Production infrastructure should be continuously validated, not just at deployment time. Configuration drift, manual changes, and cloud provider behavior changes can invalidate assumptions.

# Continuous infrastructure validation
class InfrastructureValidator:
    def validate_security_groups(self):
        """Verify no security groups allow unrestricted access."""
        for sg in self.ec2.describe_security_groups()["SecurityGroups"]:
            for rule in sg["IpPermissions"]:
                for ip_range in rule.get("IpRanges", []):
                    if ip_range.get("CidrIp") == "0.0.0.0/0":
                        if rule.get("FromPort") not in [80, 443]:
                            self.alert(
                                f"Security group {sg['GroupId']} allows "
                                f"unrestricted access on port {rule.get('FromPort')}"
                            )

    def validate_encryption(self):
        """Verify all EBS volumes are encrypted."""
        for volume in self.ec2.describe_volumes()["Volumes"]:
            if not volume["Encrypted"]:
                self.alert(f"Volume {volume['VolumeId']} is not encrypted")

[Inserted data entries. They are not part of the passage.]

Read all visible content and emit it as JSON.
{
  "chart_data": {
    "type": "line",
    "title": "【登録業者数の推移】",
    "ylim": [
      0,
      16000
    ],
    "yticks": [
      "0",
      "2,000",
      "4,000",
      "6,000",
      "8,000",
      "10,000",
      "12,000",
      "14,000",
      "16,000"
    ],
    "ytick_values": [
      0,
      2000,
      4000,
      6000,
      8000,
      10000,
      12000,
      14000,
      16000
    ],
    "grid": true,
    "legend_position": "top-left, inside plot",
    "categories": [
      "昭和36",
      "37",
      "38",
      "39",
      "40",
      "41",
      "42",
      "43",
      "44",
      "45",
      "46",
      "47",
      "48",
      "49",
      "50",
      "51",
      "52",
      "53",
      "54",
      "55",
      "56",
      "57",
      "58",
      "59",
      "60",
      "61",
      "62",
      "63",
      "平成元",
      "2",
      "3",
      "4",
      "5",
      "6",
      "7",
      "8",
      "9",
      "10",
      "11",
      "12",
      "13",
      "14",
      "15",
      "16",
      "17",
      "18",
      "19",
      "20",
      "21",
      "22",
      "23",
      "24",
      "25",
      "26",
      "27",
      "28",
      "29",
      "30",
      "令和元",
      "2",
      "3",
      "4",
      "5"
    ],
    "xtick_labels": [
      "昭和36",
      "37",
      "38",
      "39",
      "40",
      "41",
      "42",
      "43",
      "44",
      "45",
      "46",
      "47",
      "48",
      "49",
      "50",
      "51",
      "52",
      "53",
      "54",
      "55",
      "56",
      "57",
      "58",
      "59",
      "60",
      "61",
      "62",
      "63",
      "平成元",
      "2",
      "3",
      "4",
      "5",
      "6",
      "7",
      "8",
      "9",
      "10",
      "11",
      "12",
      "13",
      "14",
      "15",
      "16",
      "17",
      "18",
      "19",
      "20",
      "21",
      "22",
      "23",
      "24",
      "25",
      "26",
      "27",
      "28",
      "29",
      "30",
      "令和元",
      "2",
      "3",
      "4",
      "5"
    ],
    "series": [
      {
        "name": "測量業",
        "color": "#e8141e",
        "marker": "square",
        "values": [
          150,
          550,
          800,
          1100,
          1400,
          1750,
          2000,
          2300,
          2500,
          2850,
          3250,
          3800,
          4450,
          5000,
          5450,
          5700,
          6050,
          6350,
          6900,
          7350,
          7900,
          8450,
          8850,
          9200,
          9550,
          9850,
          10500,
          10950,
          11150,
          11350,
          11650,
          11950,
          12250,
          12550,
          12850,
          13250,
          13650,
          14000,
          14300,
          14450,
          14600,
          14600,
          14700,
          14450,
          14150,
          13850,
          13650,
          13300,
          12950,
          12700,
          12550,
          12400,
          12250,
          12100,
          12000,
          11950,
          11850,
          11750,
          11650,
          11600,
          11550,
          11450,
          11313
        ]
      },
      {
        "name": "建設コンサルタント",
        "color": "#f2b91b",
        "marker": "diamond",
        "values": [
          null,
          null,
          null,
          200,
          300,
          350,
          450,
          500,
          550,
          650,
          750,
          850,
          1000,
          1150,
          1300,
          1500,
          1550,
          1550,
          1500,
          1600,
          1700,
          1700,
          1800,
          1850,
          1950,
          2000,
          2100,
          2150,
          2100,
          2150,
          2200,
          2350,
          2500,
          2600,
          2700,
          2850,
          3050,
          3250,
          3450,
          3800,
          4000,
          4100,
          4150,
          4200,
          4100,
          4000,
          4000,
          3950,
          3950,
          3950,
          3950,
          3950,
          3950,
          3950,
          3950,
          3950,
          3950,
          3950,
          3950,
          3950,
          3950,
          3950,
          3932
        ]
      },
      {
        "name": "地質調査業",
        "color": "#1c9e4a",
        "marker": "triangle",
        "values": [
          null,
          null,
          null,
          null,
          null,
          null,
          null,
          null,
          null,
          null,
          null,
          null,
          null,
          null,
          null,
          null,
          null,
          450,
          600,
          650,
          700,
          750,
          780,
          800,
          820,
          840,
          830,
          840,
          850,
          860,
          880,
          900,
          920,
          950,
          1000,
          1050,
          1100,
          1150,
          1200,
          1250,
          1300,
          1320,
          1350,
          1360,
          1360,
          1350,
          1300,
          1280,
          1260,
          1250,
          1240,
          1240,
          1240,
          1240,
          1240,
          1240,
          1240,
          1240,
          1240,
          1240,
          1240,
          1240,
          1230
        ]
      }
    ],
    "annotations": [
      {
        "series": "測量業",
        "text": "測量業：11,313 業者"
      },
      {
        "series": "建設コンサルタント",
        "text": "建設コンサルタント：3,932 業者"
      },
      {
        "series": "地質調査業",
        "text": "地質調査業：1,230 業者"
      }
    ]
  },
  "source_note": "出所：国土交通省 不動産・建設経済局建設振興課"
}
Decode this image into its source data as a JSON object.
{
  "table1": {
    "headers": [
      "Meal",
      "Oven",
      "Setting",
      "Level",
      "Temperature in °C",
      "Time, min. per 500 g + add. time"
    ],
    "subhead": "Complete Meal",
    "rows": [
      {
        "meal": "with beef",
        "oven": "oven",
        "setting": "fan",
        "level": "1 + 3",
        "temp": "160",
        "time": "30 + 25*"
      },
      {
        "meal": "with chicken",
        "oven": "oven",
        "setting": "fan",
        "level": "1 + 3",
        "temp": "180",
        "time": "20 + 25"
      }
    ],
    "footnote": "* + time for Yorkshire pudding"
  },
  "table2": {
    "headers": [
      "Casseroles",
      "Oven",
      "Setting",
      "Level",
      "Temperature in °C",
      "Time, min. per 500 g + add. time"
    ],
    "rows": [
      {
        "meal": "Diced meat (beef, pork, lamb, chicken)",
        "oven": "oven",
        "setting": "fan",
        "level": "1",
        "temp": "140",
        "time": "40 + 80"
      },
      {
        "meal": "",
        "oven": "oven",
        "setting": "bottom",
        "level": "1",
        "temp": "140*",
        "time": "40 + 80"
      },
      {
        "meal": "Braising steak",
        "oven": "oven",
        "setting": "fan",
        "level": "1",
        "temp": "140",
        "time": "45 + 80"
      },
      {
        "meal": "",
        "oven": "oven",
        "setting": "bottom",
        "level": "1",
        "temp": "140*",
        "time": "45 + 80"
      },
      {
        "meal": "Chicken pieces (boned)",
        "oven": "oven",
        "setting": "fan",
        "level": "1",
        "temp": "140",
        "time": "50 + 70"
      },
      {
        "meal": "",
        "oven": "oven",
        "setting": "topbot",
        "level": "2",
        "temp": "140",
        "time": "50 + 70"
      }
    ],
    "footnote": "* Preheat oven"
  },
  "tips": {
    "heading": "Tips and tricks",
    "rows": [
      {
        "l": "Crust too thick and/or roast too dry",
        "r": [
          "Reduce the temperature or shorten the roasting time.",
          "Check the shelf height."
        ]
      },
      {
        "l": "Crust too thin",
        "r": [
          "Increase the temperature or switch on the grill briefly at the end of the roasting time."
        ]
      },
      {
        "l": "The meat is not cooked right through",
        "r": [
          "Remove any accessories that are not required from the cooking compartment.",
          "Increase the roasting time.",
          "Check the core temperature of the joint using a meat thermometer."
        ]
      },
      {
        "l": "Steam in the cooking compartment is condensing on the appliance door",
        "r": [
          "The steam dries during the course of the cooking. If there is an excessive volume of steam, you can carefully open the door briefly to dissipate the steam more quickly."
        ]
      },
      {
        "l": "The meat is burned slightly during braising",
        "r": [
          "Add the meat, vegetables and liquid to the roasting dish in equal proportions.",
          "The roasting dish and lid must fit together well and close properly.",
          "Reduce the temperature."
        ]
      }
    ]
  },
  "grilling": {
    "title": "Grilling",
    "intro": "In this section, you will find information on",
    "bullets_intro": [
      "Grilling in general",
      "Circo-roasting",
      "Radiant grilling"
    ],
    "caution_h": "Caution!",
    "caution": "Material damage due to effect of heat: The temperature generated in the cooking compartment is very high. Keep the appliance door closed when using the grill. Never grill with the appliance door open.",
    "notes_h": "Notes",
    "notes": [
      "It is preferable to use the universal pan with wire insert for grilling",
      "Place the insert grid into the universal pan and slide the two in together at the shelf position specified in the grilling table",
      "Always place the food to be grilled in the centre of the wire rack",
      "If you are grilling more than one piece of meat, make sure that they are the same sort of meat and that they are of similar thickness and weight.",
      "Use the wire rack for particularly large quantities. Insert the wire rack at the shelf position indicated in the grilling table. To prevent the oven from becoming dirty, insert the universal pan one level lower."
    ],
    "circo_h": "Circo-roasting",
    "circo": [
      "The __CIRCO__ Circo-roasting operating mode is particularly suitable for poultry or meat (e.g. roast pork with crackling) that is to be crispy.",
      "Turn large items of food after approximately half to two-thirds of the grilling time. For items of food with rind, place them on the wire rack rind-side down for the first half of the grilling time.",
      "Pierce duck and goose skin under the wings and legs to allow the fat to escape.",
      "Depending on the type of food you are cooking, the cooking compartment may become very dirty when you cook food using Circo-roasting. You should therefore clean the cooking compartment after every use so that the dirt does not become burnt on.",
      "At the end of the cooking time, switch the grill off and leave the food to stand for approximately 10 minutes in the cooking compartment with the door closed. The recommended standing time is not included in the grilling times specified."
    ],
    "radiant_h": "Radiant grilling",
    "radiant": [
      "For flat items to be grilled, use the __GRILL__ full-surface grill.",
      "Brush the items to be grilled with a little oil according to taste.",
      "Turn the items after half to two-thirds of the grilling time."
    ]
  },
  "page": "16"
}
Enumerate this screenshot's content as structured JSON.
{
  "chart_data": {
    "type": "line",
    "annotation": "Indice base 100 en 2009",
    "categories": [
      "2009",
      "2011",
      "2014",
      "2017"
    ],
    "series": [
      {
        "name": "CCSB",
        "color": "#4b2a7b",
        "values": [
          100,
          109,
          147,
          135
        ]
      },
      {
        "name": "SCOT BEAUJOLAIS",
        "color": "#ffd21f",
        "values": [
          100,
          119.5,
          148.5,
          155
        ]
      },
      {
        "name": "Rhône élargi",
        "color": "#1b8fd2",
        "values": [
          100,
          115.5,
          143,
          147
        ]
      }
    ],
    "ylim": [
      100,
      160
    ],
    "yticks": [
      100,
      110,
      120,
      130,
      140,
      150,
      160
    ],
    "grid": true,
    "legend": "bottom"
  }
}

    def validate_backups(self):
        """Verify backup retention policies are active."""
        for db in self.rds.describe_db_instances()["DBInstances"]:
            if db["BackupRetentionPeriod"] < 7:
                self.alert(
                    f"Database {db['DBInstanceIdentifier']} has "
                    f"backup retention of only {db['BackupRetentionPeriod']} days"
                )

Conclusion

Infrastructure testing prevents outages caused by misconfiguration. Unit tests validate infrastructure code logic. Policy tests enforce organizational standards. Integration tests verify real resource behavior. Contract tests ensure infrastructure meets application requirements. Chaos tests validate resilience.

The testing strategy should match your risk tolerance and change velocity. Critical infrastructure serving production traffic deserves comprehensive testing. Development utilities might need less rigor. But some testing is always better than none, and infrastructure failures are often more impactful than application bugs.